Culture


Jack Daniel’s : L’icône des icônes par Gabrielle Vizzavona
Lorsque l’on m’invite à intervenir sur le marketing des spiritueux dans le cadre d’une conférence ou d’un cours, je présente souvent l’un de mes cas d’école préférés, celui de Jack Daniel’s... Lettre d'amour à la Maison Jack Daniel's par Gabrielle Vizzavona.
La Légende de Jack Daniel

Qui se cache derrière Jack Daniel ?

J’introduis toujours le sujet en annonçant à mon auditoire que je suis folle amoureuse de Jack Daniel, avant de préciser que cela n’est dû, ni à son physique - photo à l’appui, ce petit homme d’1m30 les bras levés, aux joues rondes et à la moustache fournie ne m’inspire pas de passion sensuelle- ni à son whisky – dont les entrées de gamme, produites en quantités stratosphériques (11 millions de caisses pour le black label) n’ont plus rien du Whisky d’artisanat que distillait Jack il y a 150 ans - .

Portrait de Jack Daniel

Si je voue un tel culte à Jack Daniel, c’est autant pour le génie visionnaire qu’il fût, à l’origine de nombreuses innovations essentielles sur les pratiques de distillation et sur le marketing, que pour son esprit libre et conquérant. La légende qu’il a construite, parfois au détriment de la réalité, vit encore aujourd’hui à travers une histoire qui ne s’est jamais essoufflée, et dont les codes enflamment l’imagination de millions d’adeptes qui vouent un culte à ce Whisky dont le slogan précise qu’il n’est « ni un Scotch, ni un Bourbon, juste un Jack ».

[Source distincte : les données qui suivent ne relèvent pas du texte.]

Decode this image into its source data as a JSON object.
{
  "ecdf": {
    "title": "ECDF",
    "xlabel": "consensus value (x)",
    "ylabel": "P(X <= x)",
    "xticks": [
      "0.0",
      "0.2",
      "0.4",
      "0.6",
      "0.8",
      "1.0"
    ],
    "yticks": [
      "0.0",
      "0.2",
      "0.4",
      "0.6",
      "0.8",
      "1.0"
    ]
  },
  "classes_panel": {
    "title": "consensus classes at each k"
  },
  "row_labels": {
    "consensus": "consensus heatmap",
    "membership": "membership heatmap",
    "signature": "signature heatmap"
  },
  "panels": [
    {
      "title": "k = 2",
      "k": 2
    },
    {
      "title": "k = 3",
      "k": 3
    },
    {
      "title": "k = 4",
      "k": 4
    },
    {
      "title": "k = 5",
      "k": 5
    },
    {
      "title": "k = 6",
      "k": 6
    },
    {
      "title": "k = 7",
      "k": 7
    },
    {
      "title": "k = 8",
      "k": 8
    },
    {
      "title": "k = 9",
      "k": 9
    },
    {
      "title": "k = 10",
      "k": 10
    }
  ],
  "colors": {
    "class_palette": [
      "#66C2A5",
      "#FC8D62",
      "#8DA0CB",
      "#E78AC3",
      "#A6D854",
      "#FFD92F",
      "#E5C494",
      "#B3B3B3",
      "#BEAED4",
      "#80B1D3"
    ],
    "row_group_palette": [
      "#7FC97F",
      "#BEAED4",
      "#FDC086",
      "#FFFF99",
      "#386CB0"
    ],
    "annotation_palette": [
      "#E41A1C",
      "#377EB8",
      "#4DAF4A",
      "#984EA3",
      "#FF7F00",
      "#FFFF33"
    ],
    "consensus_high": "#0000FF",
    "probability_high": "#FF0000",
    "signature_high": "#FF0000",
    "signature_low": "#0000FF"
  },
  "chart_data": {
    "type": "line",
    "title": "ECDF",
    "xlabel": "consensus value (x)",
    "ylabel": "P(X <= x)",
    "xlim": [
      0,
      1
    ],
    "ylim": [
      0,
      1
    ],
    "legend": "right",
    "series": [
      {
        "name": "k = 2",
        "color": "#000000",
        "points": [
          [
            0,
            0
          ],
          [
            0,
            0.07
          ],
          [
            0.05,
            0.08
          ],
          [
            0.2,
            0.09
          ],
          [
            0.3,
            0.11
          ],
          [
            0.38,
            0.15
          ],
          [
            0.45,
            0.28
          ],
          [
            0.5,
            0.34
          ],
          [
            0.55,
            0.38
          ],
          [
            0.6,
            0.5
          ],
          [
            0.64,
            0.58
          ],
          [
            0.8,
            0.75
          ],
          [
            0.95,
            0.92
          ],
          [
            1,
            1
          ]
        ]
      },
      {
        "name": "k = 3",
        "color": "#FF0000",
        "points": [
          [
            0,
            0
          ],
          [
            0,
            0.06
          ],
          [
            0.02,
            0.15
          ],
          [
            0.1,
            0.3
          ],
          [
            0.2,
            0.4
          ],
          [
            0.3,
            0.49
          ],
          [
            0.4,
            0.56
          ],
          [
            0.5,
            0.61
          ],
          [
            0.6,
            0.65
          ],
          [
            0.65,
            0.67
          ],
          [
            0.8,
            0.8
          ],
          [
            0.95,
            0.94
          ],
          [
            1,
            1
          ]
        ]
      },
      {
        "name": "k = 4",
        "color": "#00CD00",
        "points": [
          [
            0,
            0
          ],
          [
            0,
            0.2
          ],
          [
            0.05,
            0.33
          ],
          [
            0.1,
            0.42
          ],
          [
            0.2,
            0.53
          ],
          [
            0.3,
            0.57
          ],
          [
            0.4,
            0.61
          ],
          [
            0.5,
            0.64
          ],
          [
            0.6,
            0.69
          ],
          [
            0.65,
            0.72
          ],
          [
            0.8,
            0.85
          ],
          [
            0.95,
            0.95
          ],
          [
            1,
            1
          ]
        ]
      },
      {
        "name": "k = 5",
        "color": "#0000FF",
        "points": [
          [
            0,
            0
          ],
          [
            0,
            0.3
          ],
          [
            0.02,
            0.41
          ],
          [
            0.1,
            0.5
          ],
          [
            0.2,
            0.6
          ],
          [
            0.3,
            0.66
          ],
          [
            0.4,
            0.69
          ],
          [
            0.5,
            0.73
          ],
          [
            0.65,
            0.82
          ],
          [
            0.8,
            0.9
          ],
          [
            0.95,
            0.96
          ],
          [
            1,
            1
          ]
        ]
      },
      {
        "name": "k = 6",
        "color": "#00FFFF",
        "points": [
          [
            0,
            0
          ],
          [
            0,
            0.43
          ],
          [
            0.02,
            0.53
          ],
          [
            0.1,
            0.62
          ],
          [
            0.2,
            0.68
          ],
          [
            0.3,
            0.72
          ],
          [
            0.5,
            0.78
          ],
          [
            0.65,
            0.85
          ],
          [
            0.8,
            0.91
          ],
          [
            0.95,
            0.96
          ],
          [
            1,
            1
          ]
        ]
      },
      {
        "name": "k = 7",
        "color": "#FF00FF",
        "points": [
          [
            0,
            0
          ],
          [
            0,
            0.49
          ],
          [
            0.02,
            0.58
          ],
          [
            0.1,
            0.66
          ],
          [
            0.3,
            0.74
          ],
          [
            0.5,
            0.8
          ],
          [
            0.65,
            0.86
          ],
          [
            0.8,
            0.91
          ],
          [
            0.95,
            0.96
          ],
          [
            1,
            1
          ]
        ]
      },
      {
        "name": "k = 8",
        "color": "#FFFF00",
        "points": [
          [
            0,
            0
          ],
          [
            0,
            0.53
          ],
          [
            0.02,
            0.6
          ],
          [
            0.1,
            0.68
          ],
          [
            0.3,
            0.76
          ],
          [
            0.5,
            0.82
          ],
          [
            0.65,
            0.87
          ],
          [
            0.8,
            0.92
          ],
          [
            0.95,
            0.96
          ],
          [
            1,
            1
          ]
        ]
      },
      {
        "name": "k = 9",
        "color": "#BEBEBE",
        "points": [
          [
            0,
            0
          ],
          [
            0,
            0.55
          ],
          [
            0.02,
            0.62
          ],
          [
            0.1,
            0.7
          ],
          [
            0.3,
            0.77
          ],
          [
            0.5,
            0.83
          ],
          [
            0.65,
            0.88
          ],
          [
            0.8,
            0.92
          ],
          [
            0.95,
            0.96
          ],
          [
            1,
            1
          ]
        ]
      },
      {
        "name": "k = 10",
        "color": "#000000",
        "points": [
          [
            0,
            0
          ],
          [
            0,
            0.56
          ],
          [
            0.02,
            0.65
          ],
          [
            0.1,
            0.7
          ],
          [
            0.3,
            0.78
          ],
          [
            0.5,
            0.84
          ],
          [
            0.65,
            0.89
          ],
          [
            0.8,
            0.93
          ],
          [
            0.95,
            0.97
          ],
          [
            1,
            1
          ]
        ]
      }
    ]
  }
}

" Ni un scotch, ni un Bourbon, Juste un Jack..."

La légende veut que Jack Daniel (de son vrai nom Jasper Newton Daniel), naisse en 1850, date gravée sur sa pierre tombale. C’est cependant la source d’une première incohérence, nombre d’historiens attestant du décès de la mère de Jack en 1947… Il serait plus probable, qu’en réalité, Jasper Daniel soit né en 1846. Ces quelques années de différence servent le mythe de Jack Daniel, qui fait de lui un distillateur de renom dès l’âge de 16 ans, ce qui lui vaut le surnom de « boy distiller ».

La célèbre bouteille

Quittant sa famille à l’âge de 6 ans, avec seulement 9 dollars de biens en poche, le petit Jack est recueilli par Dan Call, le pasteur Luthérien d’une église de proximité, qui est aussi le propriétaire de l’épicerie locale de la petite ville de Lynchburg, Tennessee (à prononcer avec l’accent). Dans sa boutique, le pasteur Call vend le whisky qu’il distille, et inculque à Jack cet art délicat, pour lequel le jeune garçon se prend d’une passion qui durera toute sa vie. De nombreuses histoires racontent que Jasper Daniel rachète la distillerie de son mentor à l’âge de 16 ans, expliquant la mention « Maison fondée en 1866 » du fameux label. Aucun document ne supporte pourtant cette affirmation, et les premières traces d’enregistrement de la société auprès du gouvernement fédéral n’apparaissent qu’en 1875, année à laquelle Jack Daniel aurait eu l’âge, plus approprié à la boisson, de 29 ans.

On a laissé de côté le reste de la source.